It is important to carefully consider when your mortgage should be refinanced. Refinancing your mortgage to get a smaller interest rate could result in significant monthly savings if you have a large home loan.

It is important to ask the following questions when deciding whether you should refinance or not your mortgage.

Are you looking to consolidate your debt?

Refinancing your highest-interest loans to repay debt can be a wise financial move if you are in serious debt. Credit cards, for instance, can charge as high as 20% interest which could force you to pay more every month in order to cover these interest fees.

You can borrow money less, which means you can save more money and pay off higher debts faster. The current mortgage rates are still very competitive so consolidate your debt.

What length of time do you intend to stay in your current residence?

If you are looking to refinance, you will have to pay closing cost. Refinancing your mortgage will bring you a lower monthly cost, but it will not guarantee that your home will be in your ownership for the required time.

This is also called the breakeven. You should not refinance your mortgage if you intend to sell your home before the breakeven point.

What amount can a lower interest rates save you?

Do not focus on the fact that interest rates are dropping. Instead, focus on how much you can save depending on rate changes.

A $400,000 mortgage can be saved a lot by a one percent interest rate drop. You could save $200 per month depending on the terms of your loan, taxes and insurance.

What is your equity in your home?

When refinancing your mortgage, always consider equity. You can get better rates if you have more equity. You can even avoid mortgage insurance. If you are looking for cash, home equity is even more important.

An example is a $100,000 mortgage with $50,000 equity. A new loan of $125,000 may be possible if you have a $100,000 mortgage. Your monthly payments could remain the same with a lower interest rate while you cash out an additional $25,000.

Mortgage refinancing benefits

Let’s look at the benefits of refinancing once you are satisfied with your answers to the questions.

Reduce your monthly payment

Refinances are a popular way for homeowners to reduce their monthly mortgage payments. If interest rates are lower now than they were when you first financed your home, this is a great option.

This is also helpful if your adjustable-rate mortgage (ARM), which will soon have higher interest rates, or private mortgage insurance that you can remove.

Create equity

If homeowners are able to afford a higher monthly payment than normal, they can increase their equity quicker.

This could enable you to change from a 30-year mortgage to one that is 15 years. You can then build equity faster and reduce financing fees. You can also save significant interest payments.

Programs for switching loans

You may find that the loan you took out is not right for you. There are many options. You might want to get lower rates.

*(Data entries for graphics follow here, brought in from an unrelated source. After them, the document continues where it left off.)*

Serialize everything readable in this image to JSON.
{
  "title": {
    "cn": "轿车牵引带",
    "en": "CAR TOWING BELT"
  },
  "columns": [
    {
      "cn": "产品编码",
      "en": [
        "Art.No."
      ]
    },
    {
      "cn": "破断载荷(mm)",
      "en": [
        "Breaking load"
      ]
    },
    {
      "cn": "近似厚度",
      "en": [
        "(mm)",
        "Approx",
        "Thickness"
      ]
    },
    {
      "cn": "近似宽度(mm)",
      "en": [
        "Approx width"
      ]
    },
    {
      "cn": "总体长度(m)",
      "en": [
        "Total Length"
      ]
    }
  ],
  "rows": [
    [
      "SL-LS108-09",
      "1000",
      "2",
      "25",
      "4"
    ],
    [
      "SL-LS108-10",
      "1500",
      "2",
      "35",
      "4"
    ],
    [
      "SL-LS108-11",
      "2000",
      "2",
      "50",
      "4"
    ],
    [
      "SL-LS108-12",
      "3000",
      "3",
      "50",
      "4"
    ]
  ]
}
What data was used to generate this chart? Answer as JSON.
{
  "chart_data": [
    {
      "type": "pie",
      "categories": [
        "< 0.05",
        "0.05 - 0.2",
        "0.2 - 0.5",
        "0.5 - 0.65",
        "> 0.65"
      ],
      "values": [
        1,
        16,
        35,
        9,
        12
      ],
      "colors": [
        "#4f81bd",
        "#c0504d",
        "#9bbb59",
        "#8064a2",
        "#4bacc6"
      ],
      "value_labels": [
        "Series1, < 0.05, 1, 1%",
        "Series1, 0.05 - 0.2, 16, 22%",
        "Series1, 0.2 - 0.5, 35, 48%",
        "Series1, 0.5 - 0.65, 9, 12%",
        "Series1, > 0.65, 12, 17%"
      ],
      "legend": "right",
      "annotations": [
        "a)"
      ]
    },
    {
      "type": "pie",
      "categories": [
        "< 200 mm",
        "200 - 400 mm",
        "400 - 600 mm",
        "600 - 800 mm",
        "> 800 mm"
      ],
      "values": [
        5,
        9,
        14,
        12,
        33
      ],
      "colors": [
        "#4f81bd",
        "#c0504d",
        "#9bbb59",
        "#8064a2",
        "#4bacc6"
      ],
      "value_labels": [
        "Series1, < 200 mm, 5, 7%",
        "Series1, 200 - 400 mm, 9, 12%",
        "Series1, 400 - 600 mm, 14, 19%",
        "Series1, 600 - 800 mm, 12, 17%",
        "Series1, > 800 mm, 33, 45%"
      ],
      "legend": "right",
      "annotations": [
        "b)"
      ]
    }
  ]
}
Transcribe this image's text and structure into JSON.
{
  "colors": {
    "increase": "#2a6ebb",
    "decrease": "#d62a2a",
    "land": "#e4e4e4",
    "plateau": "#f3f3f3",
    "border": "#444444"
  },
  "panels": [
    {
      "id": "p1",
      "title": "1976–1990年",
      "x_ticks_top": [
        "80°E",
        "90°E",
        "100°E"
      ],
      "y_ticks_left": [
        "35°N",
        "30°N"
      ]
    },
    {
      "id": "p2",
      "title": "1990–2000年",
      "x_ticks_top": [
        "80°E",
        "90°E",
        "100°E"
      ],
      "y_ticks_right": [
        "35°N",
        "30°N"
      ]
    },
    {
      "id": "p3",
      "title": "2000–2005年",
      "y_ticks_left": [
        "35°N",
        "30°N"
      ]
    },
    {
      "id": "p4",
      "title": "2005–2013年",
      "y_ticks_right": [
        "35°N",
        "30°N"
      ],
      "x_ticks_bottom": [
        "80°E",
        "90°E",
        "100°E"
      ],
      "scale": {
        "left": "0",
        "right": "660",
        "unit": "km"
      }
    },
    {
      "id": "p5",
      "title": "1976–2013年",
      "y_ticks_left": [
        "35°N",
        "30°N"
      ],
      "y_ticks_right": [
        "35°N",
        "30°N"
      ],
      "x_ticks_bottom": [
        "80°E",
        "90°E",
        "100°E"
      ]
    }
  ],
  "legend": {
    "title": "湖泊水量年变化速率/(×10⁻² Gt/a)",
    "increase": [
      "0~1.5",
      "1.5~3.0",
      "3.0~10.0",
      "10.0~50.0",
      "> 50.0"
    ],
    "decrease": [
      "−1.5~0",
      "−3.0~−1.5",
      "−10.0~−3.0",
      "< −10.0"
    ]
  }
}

Maybe your ARM’s fixed rate period is ending. There are many loan programs available that can be tailored to your needs.

Credit improvement

It can boost your credit score if you pay your monthly mortgage payments on-time. Your credit score will make it easier to refinance your mortgage at lower rates.

Depending on your financial situation, you might need to invest in one type or another of loan programs to increase your monthly payments and improve your credit score.

You may also be eligible for mortgage insurance. You can refinance to a program with lower monthly payments if your credit score improves.

Reduce your loan term

Many homeowners agree that it is an amazing feeling to be mortgage-free.

Although a transition from a 30-year loan to a 15 year loan can increase your monthly payments, it will save you significant interest over its life.